Neelie Kroes at a TechCrunch Disrupt Europe/London event

Kroes at a TechCrunch Disrupt Europe/London event | Anthony Harvey/Getty Images for TechCrunch

“Neelie Kroes is an outstanding negative example for corrupting trust in politics,” Green MEP Sven Giegold said in a statement. “Withholding information about her business activities in the Bahamas was an outright breach of her official duties. These revelations are the inglorious crown of a career full of conflicts of interests.”

In an interview with the Guardian, Kroes’ lawyer said she did not feel bound by the pledge after having been appointed to a separate term as a Commission vice president.
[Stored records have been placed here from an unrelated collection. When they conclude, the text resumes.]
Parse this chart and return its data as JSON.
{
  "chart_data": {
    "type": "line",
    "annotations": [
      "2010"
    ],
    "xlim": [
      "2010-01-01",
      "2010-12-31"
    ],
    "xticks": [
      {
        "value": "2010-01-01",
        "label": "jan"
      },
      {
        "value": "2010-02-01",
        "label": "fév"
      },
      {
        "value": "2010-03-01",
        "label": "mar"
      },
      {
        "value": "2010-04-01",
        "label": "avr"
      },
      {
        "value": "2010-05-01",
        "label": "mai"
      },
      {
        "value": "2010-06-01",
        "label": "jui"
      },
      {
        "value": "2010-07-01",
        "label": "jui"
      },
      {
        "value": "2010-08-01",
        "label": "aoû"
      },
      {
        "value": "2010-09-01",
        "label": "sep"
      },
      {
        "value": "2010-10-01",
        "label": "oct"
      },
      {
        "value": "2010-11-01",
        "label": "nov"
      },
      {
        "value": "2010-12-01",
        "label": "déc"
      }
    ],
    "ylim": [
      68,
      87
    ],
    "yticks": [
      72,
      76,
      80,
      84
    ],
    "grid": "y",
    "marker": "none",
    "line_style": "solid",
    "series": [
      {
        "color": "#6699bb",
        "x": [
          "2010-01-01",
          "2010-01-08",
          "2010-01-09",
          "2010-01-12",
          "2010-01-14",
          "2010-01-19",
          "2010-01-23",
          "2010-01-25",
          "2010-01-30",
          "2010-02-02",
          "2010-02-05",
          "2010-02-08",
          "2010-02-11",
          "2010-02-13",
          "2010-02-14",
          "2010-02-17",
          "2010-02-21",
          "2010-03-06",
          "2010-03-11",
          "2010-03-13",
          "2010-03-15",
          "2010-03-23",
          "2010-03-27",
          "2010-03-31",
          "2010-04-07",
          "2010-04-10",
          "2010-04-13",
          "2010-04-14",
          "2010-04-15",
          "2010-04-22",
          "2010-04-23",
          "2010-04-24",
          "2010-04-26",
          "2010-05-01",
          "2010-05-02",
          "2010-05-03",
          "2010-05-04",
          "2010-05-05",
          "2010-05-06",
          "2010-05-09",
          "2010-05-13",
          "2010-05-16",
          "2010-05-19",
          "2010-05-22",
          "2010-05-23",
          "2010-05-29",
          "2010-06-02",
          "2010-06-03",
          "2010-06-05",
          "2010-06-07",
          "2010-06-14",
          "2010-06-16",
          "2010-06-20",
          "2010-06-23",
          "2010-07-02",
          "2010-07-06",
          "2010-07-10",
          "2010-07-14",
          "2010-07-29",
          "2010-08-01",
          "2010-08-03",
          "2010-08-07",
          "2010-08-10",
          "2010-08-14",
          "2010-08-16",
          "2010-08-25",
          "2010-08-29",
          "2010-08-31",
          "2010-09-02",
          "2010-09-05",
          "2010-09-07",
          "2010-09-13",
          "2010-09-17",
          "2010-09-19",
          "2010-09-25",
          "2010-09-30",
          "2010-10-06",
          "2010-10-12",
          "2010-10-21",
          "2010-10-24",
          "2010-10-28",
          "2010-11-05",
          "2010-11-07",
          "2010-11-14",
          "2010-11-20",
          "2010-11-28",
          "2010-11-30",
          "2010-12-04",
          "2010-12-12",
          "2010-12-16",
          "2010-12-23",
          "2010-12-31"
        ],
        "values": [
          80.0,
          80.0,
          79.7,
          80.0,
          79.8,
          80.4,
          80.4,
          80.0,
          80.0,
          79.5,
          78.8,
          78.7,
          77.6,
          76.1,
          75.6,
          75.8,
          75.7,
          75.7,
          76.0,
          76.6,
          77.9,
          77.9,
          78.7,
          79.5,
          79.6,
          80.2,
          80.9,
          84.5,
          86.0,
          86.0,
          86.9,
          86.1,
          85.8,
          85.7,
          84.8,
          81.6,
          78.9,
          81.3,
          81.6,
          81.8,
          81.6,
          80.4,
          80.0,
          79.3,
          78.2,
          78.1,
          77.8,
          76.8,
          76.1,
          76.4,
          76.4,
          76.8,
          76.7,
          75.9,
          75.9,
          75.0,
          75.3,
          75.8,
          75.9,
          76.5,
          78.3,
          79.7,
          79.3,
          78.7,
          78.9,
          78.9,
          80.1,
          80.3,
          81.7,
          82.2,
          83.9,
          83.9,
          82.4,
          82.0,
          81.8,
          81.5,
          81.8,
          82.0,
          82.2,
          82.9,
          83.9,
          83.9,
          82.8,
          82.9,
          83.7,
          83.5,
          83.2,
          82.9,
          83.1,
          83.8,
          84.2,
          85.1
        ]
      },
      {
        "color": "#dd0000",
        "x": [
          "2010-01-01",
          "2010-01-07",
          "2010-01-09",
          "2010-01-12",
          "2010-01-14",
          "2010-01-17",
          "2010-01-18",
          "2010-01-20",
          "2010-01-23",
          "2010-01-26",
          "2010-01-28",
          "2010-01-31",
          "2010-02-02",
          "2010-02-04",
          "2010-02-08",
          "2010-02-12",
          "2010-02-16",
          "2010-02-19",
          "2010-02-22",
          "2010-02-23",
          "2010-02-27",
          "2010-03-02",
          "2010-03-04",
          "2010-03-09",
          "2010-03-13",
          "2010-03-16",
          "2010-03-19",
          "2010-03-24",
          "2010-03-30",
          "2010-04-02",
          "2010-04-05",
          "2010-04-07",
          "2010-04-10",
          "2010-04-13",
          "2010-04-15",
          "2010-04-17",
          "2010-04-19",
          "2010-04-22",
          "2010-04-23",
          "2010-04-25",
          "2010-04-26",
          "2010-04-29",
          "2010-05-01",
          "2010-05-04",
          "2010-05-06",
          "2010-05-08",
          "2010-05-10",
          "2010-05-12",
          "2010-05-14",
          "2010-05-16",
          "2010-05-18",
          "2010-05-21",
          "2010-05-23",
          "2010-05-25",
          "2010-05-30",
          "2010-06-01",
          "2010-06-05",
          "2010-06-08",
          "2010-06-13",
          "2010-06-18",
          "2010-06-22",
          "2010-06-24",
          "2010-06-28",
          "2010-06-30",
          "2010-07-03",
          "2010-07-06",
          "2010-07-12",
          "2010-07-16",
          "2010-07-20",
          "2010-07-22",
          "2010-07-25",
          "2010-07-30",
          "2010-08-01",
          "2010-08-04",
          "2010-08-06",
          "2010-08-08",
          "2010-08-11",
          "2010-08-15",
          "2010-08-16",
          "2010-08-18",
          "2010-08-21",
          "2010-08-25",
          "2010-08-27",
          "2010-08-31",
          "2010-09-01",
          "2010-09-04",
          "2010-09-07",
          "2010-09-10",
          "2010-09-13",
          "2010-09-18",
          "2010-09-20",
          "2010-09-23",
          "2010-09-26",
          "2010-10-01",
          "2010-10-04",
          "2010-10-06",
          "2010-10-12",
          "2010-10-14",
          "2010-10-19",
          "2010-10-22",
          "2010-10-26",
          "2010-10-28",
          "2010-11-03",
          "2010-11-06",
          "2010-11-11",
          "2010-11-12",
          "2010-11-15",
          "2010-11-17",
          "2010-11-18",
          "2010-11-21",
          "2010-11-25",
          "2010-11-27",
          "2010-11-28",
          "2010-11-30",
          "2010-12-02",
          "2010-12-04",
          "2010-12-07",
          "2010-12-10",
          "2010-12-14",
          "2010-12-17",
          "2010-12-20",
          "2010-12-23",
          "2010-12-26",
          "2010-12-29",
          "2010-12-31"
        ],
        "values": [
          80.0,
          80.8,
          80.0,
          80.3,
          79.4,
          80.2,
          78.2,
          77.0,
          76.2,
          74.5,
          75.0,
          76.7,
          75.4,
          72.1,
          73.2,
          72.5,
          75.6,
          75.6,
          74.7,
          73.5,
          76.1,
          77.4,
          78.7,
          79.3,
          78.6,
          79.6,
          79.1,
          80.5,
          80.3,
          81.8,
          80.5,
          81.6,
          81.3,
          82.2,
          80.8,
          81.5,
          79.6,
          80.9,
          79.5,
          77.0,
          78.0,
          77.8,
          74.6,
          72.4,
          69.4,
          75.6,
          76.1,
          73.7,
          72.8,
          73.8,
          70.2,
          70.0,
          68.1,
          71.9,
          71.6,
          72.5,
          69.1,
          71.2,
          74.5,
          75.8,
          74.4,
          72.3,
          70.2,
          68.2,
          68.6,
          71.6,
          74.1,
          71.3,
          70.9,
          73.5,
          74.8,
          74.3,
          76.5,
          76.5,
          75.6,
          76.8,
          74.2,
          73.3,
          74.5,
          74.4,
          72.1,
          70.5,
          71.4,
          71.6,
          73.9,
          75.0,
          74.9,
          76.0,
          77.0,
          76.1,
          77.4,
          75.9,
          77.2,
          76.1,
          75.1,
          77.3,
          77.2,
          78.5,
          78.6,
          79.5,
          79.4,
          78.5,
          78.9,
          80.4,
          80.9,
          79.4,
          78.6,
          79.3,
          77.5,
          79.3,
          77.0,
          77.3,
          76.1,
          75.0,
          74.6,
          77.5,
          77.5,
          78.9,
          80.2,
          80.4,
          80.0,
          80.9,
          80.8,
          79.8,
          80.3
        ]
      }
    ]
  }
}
Even before this week’s disclosure about her ethical lapse, Kroes had stirred controversy with an opinion article in the Guardian slamming the decision levied against Apple by the current European commissioner for competition, Margrethe Vestager.

Vestager ruled that Ireland gave illegal tax benefits worth up to €13 billion to Apple and must now recoup that money plus interest.

Schinas himself issued a rare personal response to Kroes’ article. “We understand that it may be sometimes challenging to reconcile the role as a former commissioner with the temptation to publicly express the views of those in Silicon Valley or elsewhere who oppose the Commission’s decisions,” Schinas said.

Once again, Kroes’ overlapping roles seemed to blur the lines.